Beim Goldstandard war jede Geldeinheit durch eine feste Menge Gold gedeckt. Dieses System schränkte die Möglichkeit von Regierungen ein, beliebig viel Geld zu drucken — hatte aber auch schwerwiegende Nachteile.
Beim Goldstandard ist jede Geldeinheit durch eine definierte Menge Gold gedeckt. 1 Dollar entspricht z.B. 1/35 Unze Gold. Jeder Besitzer von Papiergeld kann es theoretisch bei der Zentralbank gegen Gold eintauschen. Das System limitiert die Geldmenge auf den verfügbaren Goldvorrat und verhindert willkürliches Gelddrucken.
Gold hat spezifische Eigenschaften, die es ideal als monetäres Metall machen: Es ist selten (begrenzte Menge), unvergänglich (rostet nicht, verdirbt nicht), teilbar (kann in Münzen geprägt werden), homogen (jede Unze ist gleich) und schwer zu fälschen. Diese Eigenschaften — oft zusammengefasst als "hard money" — machten Gold für Jahrtausende zur bevorzugten Geldform.
Im klassischen Goldstandard (ca. 1870–1914) hielten Zentralbanken Goldreserven und gaben Banknoten in festem Verhältnis dazu aus. Handelsdefizite wurden durch Goldabflüsse ausgeglichen: Ein Land, das mehr importierte als exportierte, verlor Gold, musste die Geldmenge reduzieren, was Preise senkte, Exporte verbilligte und das Defizit automatisch korrigierte.
Der Goldstandard erwies sich als zu starr für Krisenzeiten. Im Ersten Weltkrieg mussten Länder mehr Geld drucken als ihre Goldreserven erlaubten. In der Weltwirtschaftskrise 1929–33 konnten Regierungen die Wirtschaft nicht durch expansive Geldpolitik stimulieren, weil sie an die Goldmenge gebunden waren.

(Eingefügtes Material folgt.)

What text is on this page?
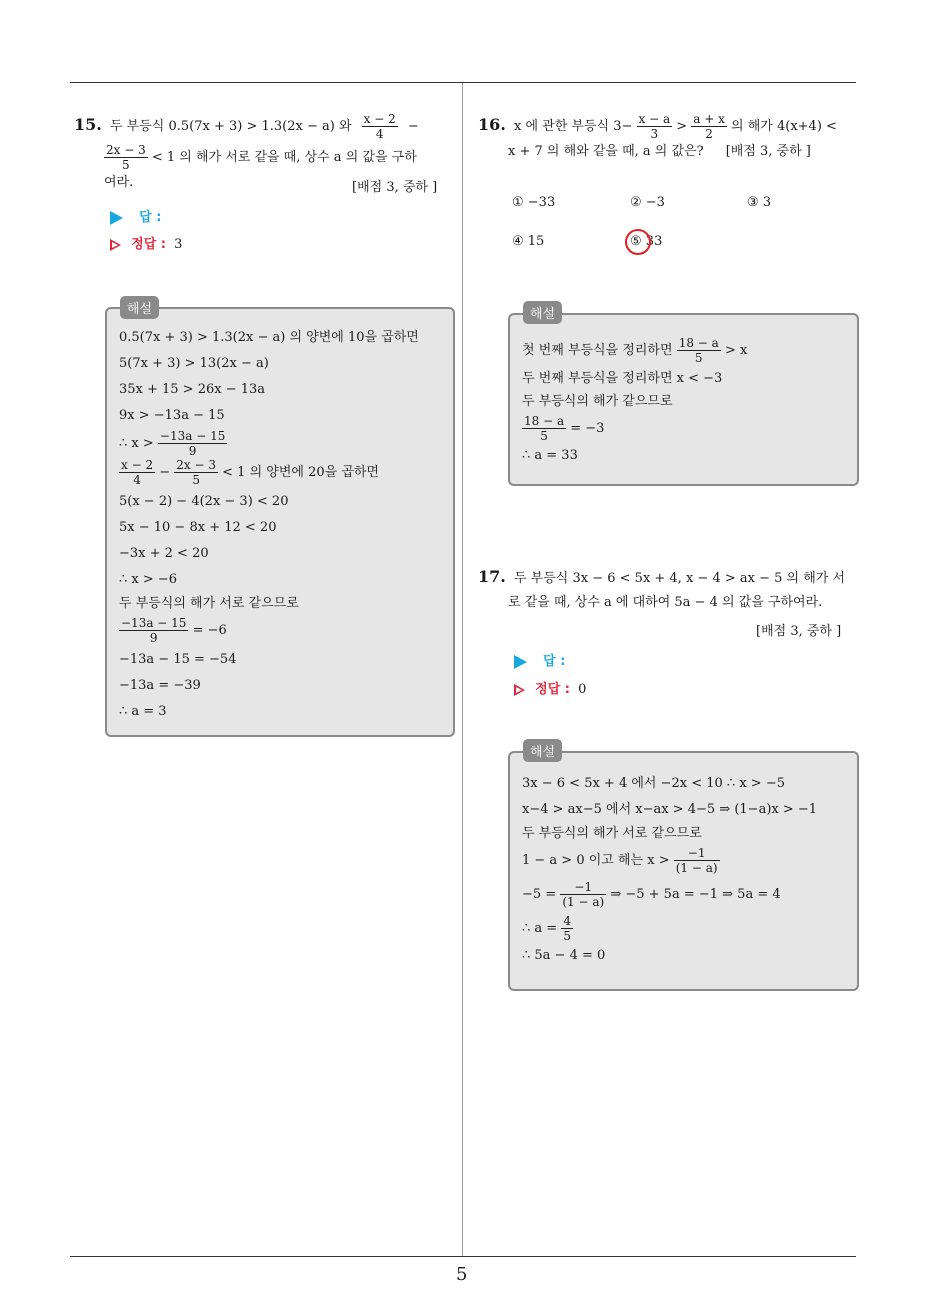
5
15. 두 부등식 0.5(7x + 3) > 1.3(2x − a) 와 $\frac{x - 2}{4}$ −
$\frac{2x - 3}{5} < 1$ 의 해가 서로 같을 때, 상수 a 의 값을 구하
여라.	[배점 3, 중하 ]
답 :
정답 : 3
0.5(7x + 3) > 1.3(2x − a) 의 양변에 10을 곱하면
5(7x + 3) > 13(2x − a)
35x + 15 > 26x − 13a
9x > −13a − 15
∴ $x > \frac{-13a - 15}{9}$
$\frac{x - 2}{4} - \frac{2x - 3}{5} < 1$ 의 양변에 20을 곱하면
5(x − 2) − 4(2x − 3) < 20
5x − 10 − 8x + 12 < 20
−3x + 2 < 20
∴ x > −6
두 부등식의 해가 서로 같으므로
$\frac{-13a - 15}{9} = -6$
−13a − 15 = −54
−13a = −39
∴ a = 3
해설
16. x 에 관한 부등식 $3- \frac{x - a}{3} > \frac{a + x}{2}$ 의 해가 4(x+4) <
x + 7 의 해와 같을 때, a 의 값은? [배점 3, 중하 ]
① −33	② −3	③ 3
④ 15	⑤ 33
첫 번째 부등식을 정리하면 $\frac{18 - a}{5} > x$
두 번째 부등식을 정리하면 x < −3
두 부등식의 해가 같으므로
$\frac{18 - a}{5} = -3$
∴ a = 33
해설
17. 두 부등식 3x − 6 < 5x + 4, x − 4 > ax − 5 의 해가 서
로 같을 때, 상수 a 에 대하여 5a − 4 의 값을 구하여라.
[배점 3, 중하 ]
답 :
정답 : 0
3x − 6 < 5x + 4 에서 −2x < 10 ∴ x > −5
x−4 > ax−5 에서 x−ax > 4−5 ⇒ (1−a)x > −1
두 부등식의 해가 서로 같으므로
1 − a > 0 이고 해는 $x > \frac{-1}{(1 - a)}$
$-5 = \frac{-1}{(1 - a)}$ ⇒ −5 + 5a = −1 ⇒ 5a = 4
∴ $a = \frac{4}{5}$
∴ 5a − 4 = 0
해설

Die wirtschaftliche Inflexibilität des Goldstandards wurde zum Problem.
Nach dem Zweiten Weltkrieg schuf das Bretton-Woods-System (1944) eine Art modifizierten Goldstandard: Nur der Dollar war goldgedeckt (35 $ = 1 Unze), alle anderen Währungen waren an den Dollar gebunden. Als die USA im Vietnam-Krieg und Great Society zu viele Dollar druckten, wurde das Verhältnis unhaltbar. Nixon "schloß das Goldfenster" 1971 — seitdem kein Goldstandard mehr.
Im Ersten Weltkrieg musste Großbritannien massiv mehr Geld drucken, als seine Goldreserven erlaubten, um die Kriegsausgaben zu finanzieren. Das war unter dem Goldstandard technisch illegal — aber die Alternative wäre die Unfähigkeit, den Krieg zu finanzieren. 1914 suspendierten Großbritannien und andere Länder deshalb den Goldstandard. Das zeigte die fundamentale Schwäche: In extremen Krisensituationen opfert die Politik die Regeln des Goldstandards zugunsten kurzfristiger Handlungsfähigkeit.